The information is also relevant to the various faculties, as well as the Executive Board; the University’s financing is partly decided by the number of students.

Predictions

That is why employees of Institutional Research developed a prognosis model; using it, anyone can look up how many students are expected to attend a specific programme, faculty, or the university in general next academic year.  The model also gives other information, such as the total number of international students coming to Nijmegen.

The model is aimed at the upcoming year, and first-year students in particular; it shows the prospective intake numbers for the 2024-2025 academic year. Starting in September, the model will begin making predictions for the next academic year.

The various programmes’ future income predictions were not very reliable, as they were solely based on so-called pre-signup figures. Those did not paint a clear picture, as prospective students can sign up for various courses simultaneously -and often do- before making a final selection.

Machine Learning

However, this raises the question: How did the employees at the Institutional Research find out how to build a model that can make accurate predictions? ‘To do that, we had to dive into the intake numbers, all the way back to 2011’, according to data analyst Amir Khodaie. ‘That is a lot of old data. We fed it to a machine learning algorithm, which looked for connections between the number of pre-signups and actual signups.’

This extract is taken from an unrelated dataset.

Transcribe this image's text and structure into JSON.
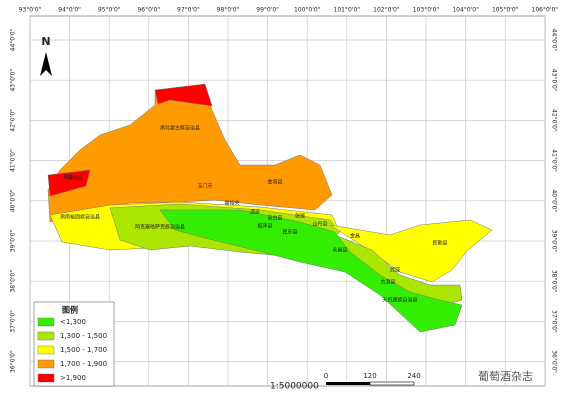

Khodaie explains that, to make predictions even more accurate, the system also calculates the individual odds of someone finalising a sign-up. ‘We do that with a range of data, such as the applicants’ addresses.’ Statistically, there is a greater chance that a student from Wijchen or Elst will end up coming to the University than a student from Rotterdam.

‘The model already made fairly accurate predictions in October’

The prognosis model works with the pre-registration numbers, which will start trickling in for the upcoming academic year from September onwards. Predictions become more accurate over time, as more people sign up. ‘The model already made fairly accurate predictions in October’, says Werts. ‘We tested it extensively, using historical data.’

Expansion

But even now that the prognosis model is online, the work of the developers is not yet finished. The employees at Institutional Research want to expand the model even further over the next couple of years. The first step: to predict not only new student intake, but also the overall student population – including previous academic years.

Not only that, but Werts and Khodaie have more ambitions. ‘There is a great need to predict further than just a single year’, says Werts. For that, the university is currently reliant on estimates by the government. However, those have proven to be inaccurate at times, which is a real problem. If actual signup numbers fail to match up to the predictions, the university also receives less funding than anticipated.

Furthermore, the estimates are about the institutions as a whole, and not about specific faculties or courses. Khodaie: We are now testing if we can do predictions of sign-up numbers for each programme for the next few years.’ That can also be done based on historical data, but Khodaie says it’s possible they may have to use external data sources, such as demographic databases from the CBS.

‘The further you want to look into the future, the greater the margin of error’, Werts explains. ‘but I am hopeful that shortly we can make predictions further into the future.’